Not all pilgrimages to Assisi are Catholic, or even religious in any traditional sense. In recent years, a number of organizations have held retreats here focusing on the sort of eclectic forms of spirituality often categorized under the label of New Age.
“We found the energy in this place to be absolutely amazing in the purity of spiritual vibration,” says the website of the Shared Heart Foundation, based in Santa Cruz County, Calif., which will soon hold its third retreat in Assisi.
Peggy Husch Rothschild, of Newton Centre, Mass., joined a Shared Heart group for a week last October, staying in rented rooms at a convent close by the Basilica of San Francesco.
“In small group discussion and in large group meditation, in song, and sometimes in dance, we opened up to places within ourselves that had been closed, sometimes for many years,” said Rothschild, who is Jewish.
Her group also visited sites important in the life of St. Francis, including the cave which he used as a hermitage, and the tiny chapel of the Porziuncola (now encased in the Basilica of Santa Maria degli Angeli), where he founded the Franciscan movement.
Assisi also draws visitors with purely secular interests, of course. The rolling Umbrian countryside is ideal for hiking, and a 25-mile “path of peace” recreates Francis’ trips from Assisi to the town of Gubbio, where legend has it that he pacified a wolf that had been terrorizing the locals.
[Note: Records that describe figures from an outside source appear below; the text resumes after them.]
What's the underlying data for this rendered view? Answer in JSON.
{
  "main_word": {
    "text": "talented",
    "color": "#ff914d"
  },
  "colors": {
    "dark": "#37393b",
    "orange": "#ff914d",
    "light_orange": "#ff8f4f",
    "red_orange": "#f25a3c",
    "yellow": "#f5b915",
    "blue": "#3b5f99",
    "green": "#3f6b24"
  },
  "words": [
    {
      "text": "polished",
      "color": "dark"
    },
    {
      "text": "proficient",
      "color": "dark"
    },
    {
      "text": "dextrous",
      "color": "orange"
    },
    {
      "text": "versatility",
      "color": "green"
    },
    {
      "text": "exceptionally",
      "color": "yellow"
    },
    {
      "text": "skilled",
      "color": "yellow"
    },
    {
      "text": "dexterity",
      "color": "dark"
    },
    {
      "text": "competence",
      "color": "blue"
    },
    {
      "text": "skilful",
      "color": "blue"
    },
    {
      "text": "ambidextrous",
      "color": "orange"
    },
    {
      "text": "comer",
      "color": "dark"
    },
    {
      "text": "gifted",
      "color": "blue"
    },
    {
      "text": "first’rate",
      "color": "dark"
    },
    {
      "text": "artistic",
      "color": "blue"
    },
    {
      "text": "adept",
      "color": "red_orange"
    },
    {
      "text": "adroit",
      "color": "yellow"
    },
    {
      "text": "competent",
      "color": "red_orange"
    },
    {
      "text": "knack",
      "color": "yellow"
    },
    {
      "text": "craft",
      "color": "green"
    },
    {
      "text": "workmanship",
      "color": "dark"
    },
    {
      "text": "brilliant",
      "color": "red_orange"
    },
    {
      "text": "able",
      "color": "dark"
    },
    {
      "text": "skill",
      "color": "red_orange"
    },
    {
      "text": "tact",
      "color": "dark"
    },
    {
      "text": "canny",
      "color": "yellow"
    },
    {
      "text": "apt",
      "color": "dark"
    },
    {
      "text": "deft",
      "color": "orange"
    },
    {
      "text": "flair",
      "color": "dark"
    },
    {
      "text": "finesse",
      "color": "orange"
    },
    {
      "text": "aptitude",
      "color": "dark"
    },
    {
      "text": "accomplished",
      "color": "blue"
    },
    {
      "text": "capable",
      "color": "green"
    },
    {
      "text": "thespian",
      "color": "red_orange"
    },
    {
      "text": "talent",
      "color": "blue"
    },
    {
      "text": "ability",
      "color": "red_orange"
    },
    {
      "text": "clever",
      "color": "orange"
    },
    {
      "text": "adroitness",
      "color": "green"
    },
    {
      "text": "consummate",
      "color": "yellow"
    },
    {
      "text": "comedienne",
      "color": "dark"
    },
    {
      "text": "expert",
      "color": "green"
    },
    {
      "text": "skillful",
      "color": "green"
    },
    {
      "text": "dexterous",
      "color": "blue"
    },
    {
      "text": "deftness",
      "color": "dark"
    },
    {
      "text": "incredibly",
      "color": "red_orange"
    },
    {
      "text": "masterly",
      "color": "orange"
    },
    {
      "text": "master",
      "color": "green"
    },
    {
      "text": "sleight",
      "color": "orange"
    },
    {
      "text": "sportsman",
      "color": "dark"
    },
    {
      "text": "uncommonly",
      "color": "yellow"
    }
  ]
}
Like most places in Italy, Assisi offers excellent cuisine, including several local specialties featuring truffles. Recommended restaurants include the Trattoria Pallotta and the more formal Ristorante San Francesco Assisi, whose dining room features a panoramic view of the basilica and the square in front.
About 85 percent of visitors to Assisi are day-trippers (Rome and Florence are both about two and a half hours away by train), so the town falls quiet at night, providing an opportunity for more intimate acquaintance with its steep, narrow medieval streets.
Eighteen convents offer rooms for visitors, with a minimum of two-night stay, at generally modest prices, though often with the limitation of a curfew. A more luxurious taste of monastic life is available at the Nun Assisi Relais and Spa, a five-star establishment inside a converted 13th-century convent.
Such upscale digs might seem scandalously incongruous with the Franciscan ideal of holy poverty. For at least one believer, however, there is something providential even in the town’s worldly attractions.
“I have some friends who complain about the army of irreligious tourists who now clog the city,” Collins said. “But I am happy that the city’s beauty, history, and inherent religiosity have the opportunity to touch them, to give them a small taste of the divine.”